BTS’ leader RM releases his first solo album ‘Indigo’. Reminiscent of a forest with a hue of ‘Indigo’ settled within its trees, RM presents a vivid accumulation of lessons learnt, artistic prowess and a mature outlook on ageing.
With his new album RM demonstrates a sense of growth. Weaving throughout each track, RM feels vividly present. Through the inclusion of art combined with the presence of an interpretation of nature, ‘Indigo’ feels calming, relatable and fresh. The album is a record of RM’s 20s, a more candid representation of an artist that millions already admire. ‘Indigo’ reflects a change in perspective, how mundane thinking such as taste and thoughts drift as time progresses. In a similar vein, ‘Indigo’ represents a brighter outlook than RM’s previous releases. His 2018 mixtape ‘mono’ was enveloped within black and white, yet with Indigo his intentions gear more towards his consciousness surrounding nature creating a brighter overtone.
Opening with ‘Yun’ featuring Erykah Badu, RM immediately calls for a re-consideration of his previous connotations. A silky piano glides over a skipping bass whilst being held up by a lo-fi drum beat. Stirring underneath is the voice of Yun Hyong-keun, a Korean painter who RM noted as his favourite artist and inspiration for this song. The added voice sample focuses the track, introducing the artistic inspirations on the album. “Fuck the trendsetter” begins RM, a bold statement unheard by the rapper who usually appears within the space of the world’s biggest boyband. Notably the track includes the lyric: “I wanna be a human ‘fore I do some art…” Referencing one of Yun Hyong-keun’s sayings, RM reflects on the thoughts and feelings that have stirred within him due to the artist’s paintings, comparing his own line of work in tangent to his inspiration’s paintings.

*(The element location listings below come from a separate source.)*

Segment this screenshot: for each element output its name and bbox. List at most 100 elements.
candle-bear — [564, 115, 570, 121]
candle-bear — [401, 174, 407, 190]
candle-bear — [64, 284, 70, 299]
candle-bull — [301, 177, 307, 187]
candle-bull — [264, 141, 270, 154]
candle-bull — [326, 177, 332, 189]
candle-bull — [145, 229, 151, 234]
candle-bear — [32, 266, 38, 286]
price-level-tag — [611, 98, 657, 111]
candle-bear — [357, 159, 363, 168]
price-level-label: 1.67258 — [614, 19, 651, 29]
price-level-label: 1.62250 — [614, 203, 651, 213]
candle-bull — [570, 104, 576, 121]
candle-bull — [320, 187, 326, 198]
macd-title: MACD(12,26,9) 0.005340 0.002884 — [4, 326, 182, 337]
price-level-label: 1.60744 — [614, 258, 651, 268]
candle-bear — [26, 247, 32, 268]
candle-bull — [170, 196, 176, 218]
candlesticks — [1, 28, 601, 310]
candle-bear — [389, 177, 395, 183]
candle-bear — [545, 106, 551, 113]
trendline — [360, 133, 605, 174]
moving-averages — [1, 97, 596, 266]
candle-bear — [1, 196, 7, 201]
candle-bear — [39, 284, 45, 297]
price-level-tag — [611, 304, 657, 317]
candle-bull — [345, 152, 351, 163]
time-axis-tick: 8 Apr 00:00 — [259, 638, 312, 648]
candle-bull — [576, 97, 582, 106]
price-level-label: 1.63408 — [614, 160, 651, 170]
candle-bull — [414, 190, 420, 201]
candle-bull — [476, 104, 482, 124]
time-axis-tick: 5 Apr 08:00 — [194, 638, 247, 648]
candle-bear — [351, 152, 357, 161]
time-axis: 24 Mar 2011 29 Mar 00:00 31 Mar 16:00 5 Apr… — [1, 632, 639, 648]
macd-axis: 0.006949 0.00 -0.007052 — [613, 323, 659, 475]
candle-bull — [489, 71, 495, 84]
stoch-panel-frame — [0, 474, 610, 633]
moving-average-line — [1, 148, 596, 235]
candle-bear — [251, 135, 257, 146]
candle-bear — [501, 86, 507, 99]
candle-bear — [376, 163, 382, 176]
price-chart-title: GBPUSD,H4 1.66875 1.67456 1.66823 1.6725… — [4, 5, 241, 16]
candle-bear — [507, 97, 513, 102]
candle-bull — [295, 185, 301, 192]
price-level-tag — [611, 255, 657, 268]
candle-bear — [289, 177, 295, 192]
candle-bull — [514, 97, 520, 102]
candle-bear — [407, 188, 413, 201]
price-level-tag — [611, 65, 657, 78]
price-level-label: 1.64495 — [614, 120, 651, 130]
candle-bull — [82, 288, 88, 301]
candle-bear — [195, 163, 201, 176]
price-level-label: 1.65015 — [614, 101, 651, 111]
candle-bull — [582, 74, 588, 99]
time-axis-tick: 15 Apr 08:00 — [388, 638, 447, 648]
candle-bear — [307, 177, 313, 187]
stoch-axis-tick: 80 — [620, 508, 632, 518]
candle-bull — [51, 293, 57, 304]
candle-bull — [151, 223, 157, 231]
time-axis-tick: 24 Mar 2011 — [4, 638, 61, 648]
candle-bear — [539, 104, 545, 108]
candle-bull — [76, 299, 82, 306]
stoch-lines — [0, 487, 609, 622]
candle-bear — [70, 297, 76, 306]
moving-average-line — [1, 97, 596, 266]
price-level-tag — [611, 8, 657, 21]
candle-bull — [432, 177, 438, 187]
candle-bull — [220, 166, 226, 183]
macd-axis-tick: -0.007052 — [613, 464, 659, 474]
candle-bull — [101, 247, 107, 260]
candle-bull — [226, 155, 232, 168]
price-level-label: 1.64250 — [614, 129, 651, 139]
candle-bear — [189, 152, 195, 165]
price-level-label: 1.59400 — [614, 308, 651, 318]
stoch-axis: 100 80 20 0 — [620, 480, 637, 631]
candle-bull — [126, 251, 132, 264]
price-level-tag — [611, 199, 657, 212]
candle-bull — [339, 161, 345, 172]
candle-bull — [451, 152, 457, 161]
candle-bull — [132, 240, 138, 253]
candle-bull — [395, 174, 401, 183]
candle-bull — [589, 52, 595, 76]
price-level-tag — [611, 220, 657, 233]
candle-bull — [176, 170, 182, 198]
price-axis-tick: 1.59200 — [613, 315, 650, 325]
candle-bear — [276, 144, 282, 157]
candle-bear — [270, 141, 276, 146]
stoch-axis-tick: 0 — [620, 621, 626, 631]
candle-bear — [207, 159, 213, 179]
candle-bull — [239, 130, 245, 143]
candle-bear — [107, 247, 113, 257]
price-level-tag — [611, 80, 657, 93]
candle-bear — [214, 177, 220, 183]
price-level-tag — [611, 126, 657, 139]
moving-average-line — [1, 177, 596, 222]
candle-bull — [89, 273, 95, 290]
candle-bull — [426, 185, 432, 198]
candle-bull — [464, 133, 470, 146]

RM’s choice of collaborators on ‘Indigo’ feels meticulous. Each track works within the featured artists confines. On ‘Still Alive’ Anderson .Paak delivers a funk-filled track featuring delightful adlibs and inspiring interpretations of life. Epik High member Tablo, provides a fun verse on an already classically pop track. ‘Closer’ features an unheard combination of Paul Blanco and Mahalia which ends up being a delicate longing for love.
Despite having an overall lightness in terms of the album’s sound, RM briefly swerves into an electro-rap lane with ‘Change Pt. 2’. With a light whisper RM announces “things change, people change, everything changes” before an electronic screech interrupts a trap beat. The break in sound feels representative of the unexpected curves within life. The interlude appears reminiscent of some of RM’s previous releases, particularly his 2017 track ‘Change’ which challenged issues facing both the West and East at the time. ‘Indigo’ ends with ‘Wild Flower’ and ‘No.2’, both gentle in sound yet their message protruding. ‘Wild Flower’ reiterates RM’s draw to nature and utilising metaphors to grasp his success and where that places him as an individual. ‘No.2’ appears to be a letter to himself, reminding him to be kind, to not look back on the past and instead focus on what’s to come.
‘Indigo’ has redefined previous interpretations of RM. Not entirely separating him from his position within BTS, but instead presenting him as an individual artist. ‘Indigo’ gave us the chance to witness the inner thoughts of RM, his likes, his inspirations, what he has carried with him throughout his journey as an artist. In terms of the album’s sound, it settled with more mainstream pop, yet tracks such as ‘Yun’ and ‘Forg_tful’ felt sincere. ‘Indigo’ is a charming look into the mentality of a global superstar.